Unfortunately, anti-LGBT groups have failed to grasp what Dede Oetomo and GAYa NUSANTARA have done for decades (they could have taken a crash course by reading Hendri Yulius’ piece in The Jakarta Post: “What does the Indonesian LGBT Movement Want?”). The political goals of the LGBT movement have been falsely framed as “LGBT Propaganda,” which means advertising “LGBT lifestyle” (often described as hedonistic and hypersexual), or in Minister Muhammad Nasir’s term, having sex or showing affection on campus.
Confining LGBT issues to the private realm seems to be a safe middle ground for everyone. By proclaiming that they have no problem with non-normative sexualities as long as they remain private, anti-LGBT activists and public officials will sound ‘tolerant,’ if not less homophobic. On the other hand, those who are sympathetic toward LGBT groups prefer to call attention to urgent matters (e.g., research facilities at universities) rather than private sexual orientation. This way, they face less risk of being harassed in social media.
“There is nothing more public than privacy,” as Michael Warner and Lauren Berlant put it. Sex in Indonesia is not, and will never be, a private matter. The state has the authority to regulate, and hence to make public, all things we want to consider private.
In the time when the contestation of legitimacy is fierce, as shown by the recent Indonesian Psychiatric Association statement that categorizes LGBT people as sufferers of mental disorders, institutions of higher education should strategically deploy their influential position and articulate their intellectual integrity. They should, in the tradition of critical thinking, unpack what LGBT movement is, why it emerged, and why it is feared. They should ensure a space for intellectual public discourse on the LGBT movement instead of participating in the recreation of a normalized, depoliticized civil society.

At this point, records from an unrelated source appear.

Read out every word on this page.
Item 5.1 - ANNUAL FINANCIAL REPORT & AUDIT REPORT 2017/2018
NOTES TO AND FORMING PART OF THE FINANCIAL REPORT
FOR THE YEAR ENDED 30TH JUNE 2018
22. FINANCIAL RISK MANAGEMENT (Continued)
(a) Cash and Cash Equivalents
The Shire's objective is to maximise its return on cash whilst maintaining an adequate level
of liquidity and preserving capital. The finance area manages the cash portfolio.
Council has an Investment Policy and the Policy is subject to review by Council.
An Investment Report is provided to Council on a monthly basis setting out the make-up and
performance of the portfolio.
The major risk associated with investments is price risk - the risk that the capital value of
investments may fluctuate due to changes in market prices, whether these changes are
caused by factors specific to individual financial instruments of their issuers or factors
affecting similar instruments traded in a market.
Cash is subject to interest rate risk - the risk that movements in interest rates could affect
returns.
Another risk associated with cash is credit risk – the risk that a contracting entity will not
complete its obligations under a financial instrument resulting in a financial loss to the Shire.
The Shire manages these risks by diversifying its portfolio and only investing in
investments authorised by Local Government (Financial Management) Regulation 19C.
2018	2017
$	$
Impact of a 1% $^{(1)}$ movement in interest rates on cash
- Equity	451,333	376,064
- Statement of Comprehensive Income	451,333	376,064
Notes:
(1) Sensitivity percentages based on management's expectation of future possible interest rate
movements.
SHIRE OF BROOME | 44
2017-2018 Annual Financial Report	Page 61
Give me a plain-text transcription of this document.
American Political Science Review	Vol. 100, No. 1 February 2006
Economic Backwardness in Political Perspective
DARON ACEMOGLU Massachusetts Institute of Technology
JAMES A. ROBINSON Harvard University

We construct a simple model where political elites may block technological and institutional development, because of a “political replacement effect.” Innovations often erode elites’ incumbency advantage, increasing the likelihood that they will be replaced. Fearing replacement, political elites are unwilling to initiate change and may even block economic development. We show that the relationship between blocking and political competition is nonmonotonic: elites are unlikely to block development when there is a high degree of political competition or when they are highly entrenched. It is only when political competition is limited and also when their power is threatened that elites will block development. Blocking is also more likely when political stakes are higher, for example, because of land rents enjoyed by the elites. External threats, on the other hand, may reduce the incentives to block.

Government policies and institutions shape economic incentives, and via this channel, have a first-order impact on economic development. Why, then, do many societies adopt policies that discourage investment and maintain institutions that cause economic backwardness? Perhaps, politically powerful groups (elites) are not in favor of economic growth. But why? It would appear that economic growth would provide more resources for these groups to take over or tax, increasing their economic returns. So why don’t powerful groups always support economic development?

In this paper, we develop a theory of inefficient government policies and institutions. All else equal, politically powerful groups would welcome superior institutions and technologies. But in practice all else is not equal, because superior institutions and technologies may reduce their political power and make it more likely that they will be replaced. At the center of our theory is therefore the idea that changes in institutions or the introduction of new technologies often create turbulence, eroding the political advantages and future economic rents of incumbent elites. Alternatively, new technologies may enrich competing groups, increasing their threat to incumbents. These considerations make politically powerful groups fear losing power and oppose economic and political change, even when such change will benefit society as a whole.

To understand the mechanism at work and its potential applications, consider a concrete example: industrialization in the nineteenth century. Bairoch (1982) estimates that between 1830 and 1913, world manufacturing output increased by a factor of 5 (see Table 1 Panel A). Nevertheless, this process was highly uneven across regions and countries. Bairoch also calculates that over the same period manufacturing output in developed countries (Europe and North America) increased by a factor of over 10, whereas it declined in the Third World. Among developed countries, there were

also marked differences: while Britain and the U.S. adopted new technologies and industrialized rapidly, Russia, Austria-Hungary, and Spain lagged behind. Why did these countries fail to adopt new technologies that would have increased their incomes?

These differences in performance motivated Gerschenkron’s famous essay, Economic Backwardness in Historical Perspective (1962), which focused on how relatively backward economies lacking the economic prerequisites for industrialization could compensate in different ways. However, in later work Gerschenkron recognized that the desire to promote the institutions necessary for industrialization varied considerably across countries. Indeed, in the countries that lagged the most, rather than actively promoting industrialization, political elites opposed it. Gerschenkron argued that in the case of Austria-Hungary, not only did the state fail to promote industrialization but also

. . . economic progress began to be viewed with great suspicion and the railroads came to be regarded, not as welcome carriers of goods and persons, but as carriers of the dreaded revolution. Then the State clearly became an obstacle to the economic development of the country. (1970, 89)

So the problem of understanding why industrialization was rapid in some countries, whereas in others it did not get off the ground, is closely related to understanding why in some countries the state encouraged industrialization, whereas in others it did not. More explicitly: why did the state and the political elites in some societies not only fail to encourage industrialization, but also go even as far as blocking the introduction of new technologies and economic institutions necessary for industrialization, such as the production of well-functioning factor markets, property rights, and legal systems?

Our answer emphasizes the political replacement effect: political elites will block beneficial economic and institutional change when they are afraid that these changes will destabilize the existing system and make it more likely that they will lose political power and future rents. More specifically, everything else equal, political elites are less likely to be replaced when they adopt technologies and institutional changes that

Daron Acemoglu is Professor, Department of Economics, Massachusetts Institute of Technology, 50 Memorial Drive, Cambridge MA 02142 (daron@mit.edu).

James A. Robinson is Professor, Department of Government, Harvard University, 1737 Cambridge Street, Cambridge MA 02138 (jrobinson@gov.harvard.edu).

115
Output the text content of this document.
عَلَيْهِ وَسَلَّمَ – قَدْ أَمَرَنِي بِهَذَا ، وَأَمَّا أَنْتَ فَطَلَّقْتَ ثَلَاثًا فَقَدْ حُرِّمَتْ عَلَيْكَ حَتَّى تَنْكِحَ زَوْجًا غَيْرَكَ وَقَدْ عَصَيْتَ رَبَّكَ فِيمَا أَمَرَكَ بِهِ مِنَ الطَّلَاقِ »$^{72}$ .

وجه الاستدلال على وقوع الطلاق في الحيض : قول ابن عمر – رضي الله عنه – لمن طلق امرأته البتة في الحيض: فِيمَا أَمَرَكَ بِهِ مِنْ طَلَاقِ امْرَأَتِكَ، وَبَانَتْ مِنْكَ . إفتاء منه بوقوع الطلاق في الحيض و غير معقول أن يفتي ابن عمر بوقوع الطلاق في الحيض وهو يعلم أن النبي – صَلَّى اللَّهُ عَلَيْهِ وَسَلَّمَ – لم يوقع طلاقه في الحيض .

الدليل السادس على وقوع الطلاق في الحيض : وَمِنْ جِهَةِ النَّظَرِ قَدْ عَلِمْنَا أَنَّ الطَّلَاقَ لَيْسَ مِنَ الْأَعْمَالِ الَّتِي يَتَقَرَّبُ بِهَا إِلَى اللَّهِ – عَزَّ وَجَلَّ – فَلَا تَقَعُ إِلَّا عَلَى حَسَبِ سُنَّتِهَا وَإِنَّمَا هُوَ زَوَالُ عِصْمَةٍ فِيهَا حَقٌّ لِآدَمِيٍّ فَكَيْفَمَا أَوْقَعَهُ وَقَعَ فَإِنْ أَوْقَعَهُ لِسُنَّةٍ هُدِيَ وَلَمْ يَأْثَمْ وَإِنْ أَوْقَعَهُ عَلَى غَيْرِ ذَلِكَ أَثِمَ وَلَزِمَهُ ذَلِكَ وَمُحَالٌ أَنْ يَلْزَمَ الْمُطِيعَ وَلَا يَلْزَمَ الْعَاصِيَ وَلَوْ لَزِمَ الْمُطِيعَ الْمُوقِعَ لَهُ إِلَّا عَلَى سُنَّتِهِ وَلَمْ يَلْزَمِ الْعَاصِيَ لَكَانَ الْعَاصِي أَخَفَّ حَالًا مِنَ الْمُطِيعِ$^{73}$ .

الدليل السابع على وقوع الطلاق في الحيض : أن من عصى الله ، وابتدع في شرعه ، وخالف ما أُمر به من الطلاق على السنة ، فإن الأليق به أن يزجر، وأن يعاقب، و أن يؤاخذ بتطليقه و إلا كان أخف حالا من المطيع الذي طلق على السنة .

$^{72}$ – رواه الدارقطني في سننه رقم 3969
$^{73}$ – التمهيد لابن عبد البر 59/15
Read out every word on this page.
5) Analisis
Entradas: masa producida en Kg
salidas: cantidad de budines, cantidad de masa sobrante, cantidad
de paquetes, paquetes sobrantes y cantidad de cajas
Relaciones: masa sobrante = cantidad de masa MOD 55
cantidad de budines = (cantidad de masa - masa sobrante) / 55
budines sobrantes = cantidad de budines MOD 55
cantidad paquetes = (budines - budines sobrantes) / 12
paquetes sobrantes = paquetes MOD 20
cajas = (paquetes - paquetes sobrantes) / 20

An analysis of the gerakan should begin by acknowledging its right to be in the public instead pushing it to the private realm. As we have learned from the OTB scare, what is invisible creates more fear: the fear of a formless spectre.
*The writer, who gained a PhD from New York University, is a fiction author and scholar focusing on media, culture, and sexual politics. She teaches as Macquarie University, Sydney.